Маленькому Алеше особенно нравилось заниматься священной историей: «Каин,
потом история Иосифа, цари, войны. Как вороны носили хлеб пророку Илии. И
картинка была при этом: сидит Илия на камне с большою книгою, а две птицы
летят к нему, держа в носах что-то круглое». Вполне естественно, что
«удивительные, огромные и фантастические образы» библейских героев
производили огромное впечатление на ребенка и наложили отпечаток на его
характер.
Перед нами уже совсем другой
человек, пришедший к выводу, что нельзя убивать себя, что жизнь не
замыкается и не кончается на нем. Возвысившись над своим собственным
узеньким мирком, он взволнованно повторял: «...нужно, непременно нужно
связать себя с общей жизнью, мучиться и радоваться, ненавидеть и любить не
ради своего „я", все пожирающего и ничего взамен не дающего, а ради общей
людям правды, которая есть в мире, что бы я там ни кричал, и которая
говорит душе, несмотря на все старания заглушить ее». Ему открылась истина.
И случилось это не только благодаря неожиданному звуку церковного колокола,
но и Евангелию.
Отказавшись от самоубийства,
Алексей Петрович пришел в неописуемый восторг. Однако этот восторг длился
недолго. Не выдержав его, прозревший за одну роковую ночь, герой умирает на
рассвете собственной смертью: «Восторг этот родился в сердце, вырвался из
него, хлынул горячей, широкой волной, разлился по всем членам, на мгновенье
согрел и оживил закоченевшее несчастное существо. Тысячи колоколов
торжественно зазвонили. Солнце ослепительно вспыхнуло, осветило весь мир и
исчезло».
Победа голоса добра, любви и
надежды стоила гаршинскому герою жизни. Но это была нравственная победа над
самим собою, вкус которой особенно сладок.
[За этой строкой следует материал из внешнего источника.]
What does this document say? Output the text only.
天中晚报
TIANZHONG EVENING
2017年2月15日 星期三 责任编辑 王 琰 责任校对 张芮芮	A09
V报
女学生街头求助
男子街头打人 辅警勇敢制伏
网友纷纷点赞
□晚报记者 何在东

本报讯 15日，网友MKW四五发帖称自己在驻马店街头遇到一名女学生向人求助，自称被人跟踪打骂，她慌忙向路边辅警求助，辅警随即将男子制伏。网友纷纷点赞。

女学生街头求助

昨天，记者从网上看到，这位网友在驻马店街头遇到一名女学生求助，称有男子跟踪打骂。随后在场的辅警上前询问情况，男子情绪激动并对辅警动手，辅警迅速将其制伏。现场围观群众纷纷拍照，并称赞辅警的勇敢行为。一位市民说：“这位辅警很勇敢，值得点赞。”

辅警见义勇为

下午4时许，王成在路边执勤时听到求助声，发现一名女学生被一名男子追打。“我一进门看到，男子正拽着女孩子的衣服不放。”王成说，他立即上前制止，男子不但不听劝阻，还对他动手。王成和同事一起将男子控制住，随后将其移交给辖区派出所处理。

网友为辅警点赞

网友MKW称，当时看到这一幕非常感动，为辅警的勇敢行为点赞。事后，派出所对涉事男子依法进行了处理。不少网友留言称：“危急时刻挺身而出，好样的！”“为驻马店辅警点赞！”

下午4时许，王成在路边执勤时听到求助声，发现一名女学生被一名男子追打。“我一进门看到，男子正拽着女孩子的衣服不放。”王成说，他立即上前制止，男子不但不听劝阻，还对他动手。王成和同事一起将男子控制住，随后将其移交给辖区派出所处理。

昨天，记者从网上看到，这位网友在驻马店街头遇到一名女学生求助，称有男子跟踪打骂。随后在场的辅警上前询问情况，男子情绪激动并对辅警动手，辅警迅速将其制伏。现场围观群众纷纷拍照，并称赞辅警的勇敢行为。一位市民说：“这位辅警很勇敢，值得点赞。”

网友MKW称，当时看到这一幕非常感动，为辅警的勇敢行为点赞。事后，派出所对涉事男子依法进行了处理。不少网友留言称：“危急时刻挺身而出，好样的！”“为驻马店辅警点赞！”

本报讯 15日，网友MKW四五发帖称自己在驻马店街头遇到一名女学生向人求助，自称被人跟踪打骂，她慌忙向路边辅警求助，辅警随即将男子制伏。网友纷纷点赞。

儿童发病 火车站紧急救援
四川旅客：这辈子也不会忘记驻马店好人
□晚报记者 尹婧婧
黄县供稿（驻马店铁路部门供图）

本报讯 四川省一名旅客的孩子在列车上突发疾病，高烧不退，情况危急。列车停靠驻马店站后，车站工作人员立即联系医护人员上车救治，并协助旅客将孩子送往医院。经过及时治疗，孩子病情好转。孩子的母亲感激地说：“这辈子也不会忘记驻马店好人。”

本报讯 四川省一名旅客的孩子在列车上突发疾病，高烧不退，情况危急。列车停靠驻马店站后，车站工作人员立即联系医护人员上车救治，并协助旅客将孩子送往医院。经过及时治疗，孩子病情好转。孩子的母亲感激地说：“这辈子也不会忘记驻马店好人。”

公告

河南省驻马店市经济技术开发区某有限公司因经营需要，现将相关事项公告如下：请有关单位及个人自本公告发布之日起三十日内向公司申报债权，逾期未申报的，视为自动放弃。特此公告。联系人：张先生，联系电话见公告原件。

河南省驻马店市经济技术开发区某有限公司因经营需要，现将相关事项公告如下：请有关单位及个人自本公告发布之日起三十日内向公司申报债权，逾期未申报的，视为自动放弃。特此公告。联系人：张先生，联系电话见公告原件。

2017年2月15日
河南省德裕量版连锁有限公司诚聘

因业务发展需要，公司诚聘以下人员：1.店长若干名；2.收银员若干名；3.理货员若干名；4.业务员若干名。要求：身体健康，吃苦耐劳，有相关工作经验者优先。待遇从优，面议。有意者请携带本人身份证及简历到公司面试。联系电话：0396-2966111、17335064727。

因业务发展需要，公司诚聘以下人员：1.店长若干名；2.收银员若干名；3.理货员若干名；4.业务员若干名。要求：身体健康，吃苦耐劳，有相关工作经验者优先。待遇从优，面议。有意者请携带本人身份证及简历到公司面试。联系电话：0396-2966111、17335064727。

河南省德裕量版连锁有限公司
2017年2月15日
И она стала возможна
благодаря тому, что Алексею Петровичу открылись вечные ценности, в том числе
и ценности христианства.
Православное воспитание
Гаршина наложило отпечаток буквально на все. У этого писателя бесполезно
искать богоборческие мотивы, столь «модные» в литературе его времени,— их
попросту нет. На страдание Гаршин смотрел как на закономерность бытия, ему
было близко русское представление о счастье: оно не мыслилось без
жертвенного оттенка. Вот почему темы страдания и самопожертвования стали
едва ли не главными в его творчестве. Религиозное чувство дает себя знать и
в гаршинских взглядах на искусство, на место и роль художника. Гаршин был
убежден, что настоящий писатель должен страдать со всеми и за всех, о ком
повествует, что творческий процесс сопряжен с сопереживанием, сочувствием и
состраданием.
Об этом знаменитый рассказ
Всеволода Михайловича «Красный цветок». Благодаря автобиографизму и «строгой
реальности» содержания рассказ «Красный цветок» высвечивает главную боль
Гаршина, сердцевину его личности и творческих устремлений.
Как и сам Всеволод
Михайлович, безумный герой «Красного цветка» не уклоняется от страдания,
наоборот, он словно стремится пострадать. И, естественно, без труда
отыскивает страдание и сознательно входит в него. Он превыше всего озабочен
тем, чтобы принести освобождение всему человечеству. Ради этой цели он готов
вынести любое страдание и погибнуть. Смысл своего существования гаршинский
герой видит в том, чтобы сразу, одним махом искоренить «все зло», разлитое
по земле. «Все зло мира» у Гаршина персонифицировано. В воображении больного
«красный цветок», растущий в саду сумасшедшего дома, воплощает это
вселенское зло.
Не будет натяжкой сказать,
что «Красный цветок» — это своеобразный символ веры Гаршина, для которого
было очевидно, что пути, затемненные «противоположностью Богу», не могут
привести к правде.
В последние годы жизни
Гаршин, всегда любивший и уважавший Л. Н. Толстого, испытал заметное влияние
нравственно-этических идей великого писателя. Гаршину была близка
толстовская теория «опрощения».
В связи с этим необходимо
назвать «Сказание о гордом Аггее», повествующее о том, как был наказан
Богом, а затем прощен им богатый и властный правитель одной страны.
Возгордился Аггей и стал
думать, что никого нет на свете мудрее, сильнее и богаче его. Ниже своего
достоинства считал разговаривать с людьми: «Жил так Аггей один, точно на
высокой башне стоял. Снизу толпы народа на него смотрят, а он не хочет
никого знать и стоит на своем низеньком помосте; думает, что одно это место
его достойно: хоть одиноко, да высоко». И вот однажды в праздник Аггей пошел
в церковь. Слушая службу, он размышлял о том, правильно или неправильно
говорится в Священном Писании: «Начал протопоп книгу читать, и дошел он до
того места, где написано: „богатые обнищают, а нищие обогатеют". Услышал
Аггей такие слова и разгневался.
— Что ты, — говорит, –
поп, вздумал читать такую ложь? Не знаешь разве, как славен я и 6oгат?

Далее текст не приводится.